The p-value (0.008154) in the bottom row of the summary table is the p-value for the F-statistic (2.978). The F statistic is a ratio of the variance explained by the regression model relative to a model with just the intercept and no other variables. The p-value is the probability of achieving an F statistic that large under the null hypothesis that your regression model is no better than a model with just the intercept.
In this case, the result means that even though there are no variables in the model that are individually statistically significant, the model overall provides a statistically significantly better fit to the data than a model with just the intercept.
You can also perform an F test to compare several models to see if adding one or more additional variables results in a statistically significantly improved fit. For example, in your case you could do*:
m1 = lm(V1_IGF2_Result ~ SCREEN_Weight + Sex + ETH, data=Cohort1)
m2 = lm(V1_IGF2_Result ~ SCREEN_Weight + Sex , data=Cohort1)
m3 = lm(V1_IGF2_Result ~ 1, data=Cohort1)
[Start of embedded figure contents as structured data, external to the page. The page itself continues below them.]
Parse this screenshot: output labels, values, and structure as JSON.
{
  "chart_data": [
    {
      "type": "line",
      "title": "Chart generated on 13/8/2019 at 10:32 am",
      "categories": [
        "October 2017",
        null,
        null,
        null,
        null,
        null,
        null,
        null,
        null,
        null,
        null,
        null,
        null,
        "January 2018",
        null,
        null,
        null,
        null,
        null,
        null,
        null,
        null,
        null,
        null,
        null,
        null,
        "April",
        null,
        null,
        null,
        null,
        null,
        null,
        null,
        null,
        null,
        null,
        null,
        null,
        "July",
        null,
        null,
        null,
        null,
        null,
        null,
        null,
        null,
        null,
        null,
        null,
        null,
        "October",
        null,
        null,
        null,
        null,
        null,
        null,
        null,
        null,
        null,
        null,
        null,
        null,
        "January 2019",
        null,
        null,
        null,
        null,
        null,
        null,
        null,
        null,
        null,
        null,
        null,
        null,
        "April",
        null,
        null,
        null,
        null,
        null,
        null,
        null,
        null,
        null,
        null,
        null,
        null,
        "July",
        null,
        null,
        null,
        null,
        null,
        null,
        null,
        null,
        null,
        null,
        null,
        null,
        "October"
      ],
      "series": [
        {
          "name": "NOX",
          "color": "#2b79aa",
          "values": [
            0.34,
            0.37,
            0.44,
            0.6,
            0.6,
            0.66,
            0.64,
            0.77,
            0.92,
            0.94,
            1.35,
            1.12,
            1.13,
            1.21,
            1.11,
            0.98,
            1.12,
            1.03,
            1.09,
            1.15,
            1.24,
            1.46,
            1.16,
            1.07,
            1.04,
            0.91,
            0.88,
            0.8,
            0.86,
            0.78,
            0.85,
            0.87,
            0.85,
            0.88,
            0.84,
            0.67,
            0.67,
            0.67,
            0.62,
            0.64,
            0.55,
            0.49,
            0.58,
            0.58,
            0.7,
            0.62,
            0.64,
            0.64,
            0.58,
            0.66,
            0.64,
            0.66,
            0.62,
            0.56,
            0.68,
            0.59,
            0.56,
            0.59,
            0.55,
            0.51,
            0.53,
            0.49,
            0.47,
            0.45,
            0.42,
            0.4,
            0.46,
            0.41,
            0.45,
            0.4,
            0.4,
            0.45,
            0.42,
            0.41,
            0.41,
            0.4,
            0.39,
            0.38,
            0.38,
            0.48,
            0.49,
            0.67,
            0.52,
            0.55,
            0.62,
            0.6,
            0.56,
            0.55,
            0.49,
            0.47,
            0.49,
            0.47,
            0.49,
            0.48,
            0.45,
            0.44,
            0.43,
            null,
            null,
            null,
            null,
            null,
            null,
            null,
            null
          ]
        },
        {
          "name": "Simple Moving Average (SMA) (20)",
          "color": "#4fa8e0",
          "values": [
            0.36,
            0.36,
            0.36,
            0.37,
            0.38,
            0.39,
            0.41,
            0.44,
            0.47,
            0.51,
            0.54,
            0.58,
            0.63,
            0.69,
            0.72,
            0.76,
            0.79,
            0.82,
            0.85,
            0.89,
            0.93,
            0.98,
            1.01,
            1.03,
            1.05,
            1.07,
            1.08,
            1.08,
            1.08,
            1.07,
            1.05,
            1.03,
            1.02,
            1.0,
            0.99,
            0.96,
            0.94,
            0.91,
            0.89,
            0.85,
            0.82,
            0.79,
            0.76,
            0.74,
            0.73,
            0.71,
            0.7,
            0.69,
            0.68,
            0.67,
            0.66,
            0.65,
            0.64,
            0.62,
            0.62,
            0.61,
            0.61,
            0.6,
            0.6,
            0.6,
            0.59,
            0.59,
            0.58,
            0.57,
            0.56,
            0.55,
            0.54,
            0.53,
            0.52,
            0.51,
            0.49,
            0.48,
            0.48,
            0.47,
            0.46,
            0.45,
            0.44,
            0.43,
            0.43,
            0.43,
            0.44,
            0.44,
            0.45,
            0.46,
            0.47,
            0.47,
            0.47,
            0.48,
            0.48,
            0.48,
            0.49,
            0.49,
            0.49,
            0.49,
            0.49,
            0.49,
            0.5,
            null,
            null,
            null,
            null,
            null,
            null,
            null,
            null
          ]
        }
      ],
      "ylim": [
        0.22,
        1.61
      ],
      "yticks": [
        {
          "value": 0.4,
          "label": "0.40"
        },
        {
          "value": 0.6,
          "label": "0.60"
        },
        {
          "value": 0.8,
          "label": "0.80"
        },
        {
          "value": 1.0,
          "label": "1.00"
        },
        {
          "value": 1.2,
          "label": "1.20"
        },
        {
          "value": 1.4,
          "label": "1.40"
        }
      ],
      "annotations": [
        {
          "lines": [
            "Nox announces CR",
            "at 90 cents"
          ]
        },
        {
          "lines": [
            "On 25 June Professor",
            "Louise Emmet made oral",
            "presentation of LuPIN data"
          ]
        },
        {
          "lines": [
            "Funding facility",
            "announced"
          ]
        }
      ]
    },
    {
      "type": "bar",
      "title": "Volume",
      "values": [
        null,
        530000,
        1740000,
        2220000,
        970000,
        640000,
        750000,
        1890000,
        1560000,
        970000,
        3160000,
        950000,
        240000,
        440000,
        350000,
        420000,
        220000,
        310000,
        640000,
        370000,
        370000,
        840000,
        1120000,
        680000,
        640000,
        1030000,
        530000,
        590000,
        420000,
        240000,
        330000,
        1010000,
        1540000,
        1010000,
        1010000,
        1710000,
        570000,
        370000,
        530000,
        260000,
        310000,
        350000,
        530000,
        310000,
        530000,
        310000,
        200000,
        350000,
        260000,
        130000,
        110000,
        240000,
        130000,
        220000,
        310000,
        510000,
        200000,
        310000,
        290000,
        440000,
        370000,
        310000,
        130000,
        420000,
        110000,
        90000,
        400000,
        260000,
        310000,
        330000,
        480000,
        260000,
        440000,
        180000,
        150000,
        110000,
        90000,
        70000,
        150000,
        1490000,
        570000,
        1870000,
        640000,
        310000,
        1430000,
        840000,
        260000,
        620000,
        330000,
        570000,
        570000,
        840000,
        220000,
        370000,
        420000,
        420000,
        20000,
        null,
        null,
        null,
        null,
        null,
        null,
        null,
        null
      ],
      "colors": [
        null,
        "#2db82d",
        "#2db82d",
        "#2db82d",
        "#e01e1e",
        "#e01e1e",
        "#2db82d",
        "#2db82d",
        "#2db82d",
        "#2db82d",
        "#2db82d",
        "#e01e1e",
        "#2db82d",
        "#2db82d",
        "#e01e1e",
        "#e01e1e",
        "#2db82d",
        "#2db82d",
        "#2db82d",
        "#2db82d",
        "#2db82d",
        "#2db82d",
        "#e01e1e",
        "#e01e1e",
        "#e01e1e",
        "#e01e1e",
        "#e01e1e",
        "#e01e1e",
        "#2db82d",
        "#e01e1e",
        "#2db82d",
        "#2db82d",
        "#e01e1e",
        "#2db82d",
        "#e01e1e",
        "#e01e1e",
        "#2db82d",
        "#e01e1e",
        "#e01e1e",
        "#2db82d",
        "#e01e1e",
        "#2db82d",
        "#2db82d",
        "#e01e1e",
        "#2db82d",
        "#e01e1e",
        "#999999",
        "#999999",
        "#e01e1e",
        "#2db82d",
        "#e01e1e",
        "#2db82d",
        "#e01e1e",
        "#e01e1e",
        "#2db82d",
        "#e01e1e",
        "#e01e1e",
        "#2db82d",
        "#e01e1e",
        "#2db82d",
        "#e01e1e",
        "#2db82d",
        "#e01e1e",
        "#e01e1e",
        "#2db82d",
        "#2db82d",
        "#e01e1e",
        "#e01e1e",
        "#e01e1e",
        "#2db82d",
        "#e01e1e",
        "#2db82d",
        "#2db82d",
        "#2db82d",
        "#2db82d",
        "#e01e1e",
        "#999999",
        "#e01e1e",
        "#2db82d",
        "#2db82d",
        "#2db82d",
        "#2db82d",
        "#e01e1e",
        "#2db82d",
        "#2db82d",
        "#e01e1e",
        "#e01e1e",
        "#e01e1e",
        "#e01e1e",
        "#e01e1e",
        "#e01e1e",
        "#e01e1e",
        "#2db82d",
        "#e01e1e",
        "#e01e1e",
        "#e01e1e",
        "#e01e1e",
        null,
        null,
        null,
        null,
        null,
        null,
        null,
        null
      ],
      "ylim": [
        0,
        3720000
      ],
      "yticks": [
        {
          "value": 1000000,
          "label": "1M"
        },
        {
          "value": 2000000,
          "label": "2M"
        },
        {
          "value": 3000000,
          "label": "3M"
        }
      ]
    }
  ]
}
anova(m3, m2, m1, test="F")
Here is a description of how to calculate the F statistic. Below is an example of calculating the F-statistic in R. Note that the value calculated is the same as the value returned by summary(m1). The values 29 and 31 are the degrees of freedom (df) for models m1 and m2, respectively. df is the number of observations minus the number of parameters (regression coefficients) estimated by the model.
m1 = lm(mpg ~ hp + wt, data=mtcars)
m2 = lm(mpg ~ 1, data=mtcars)
summary(m1)
summary(m2)
ssrM1 = sum(resid(m1)^2)
ssrM2 = sum(resid(m2)^2)
F_statistic = ((ssrM2 - ssrM1)/(31 - 29)) / (ssrM1/29)
* Note that the model formulas include only the variable names, while the data frame is entered in the data argument. The model should be specified this way, rather than by including the data frame name with each variable in the model.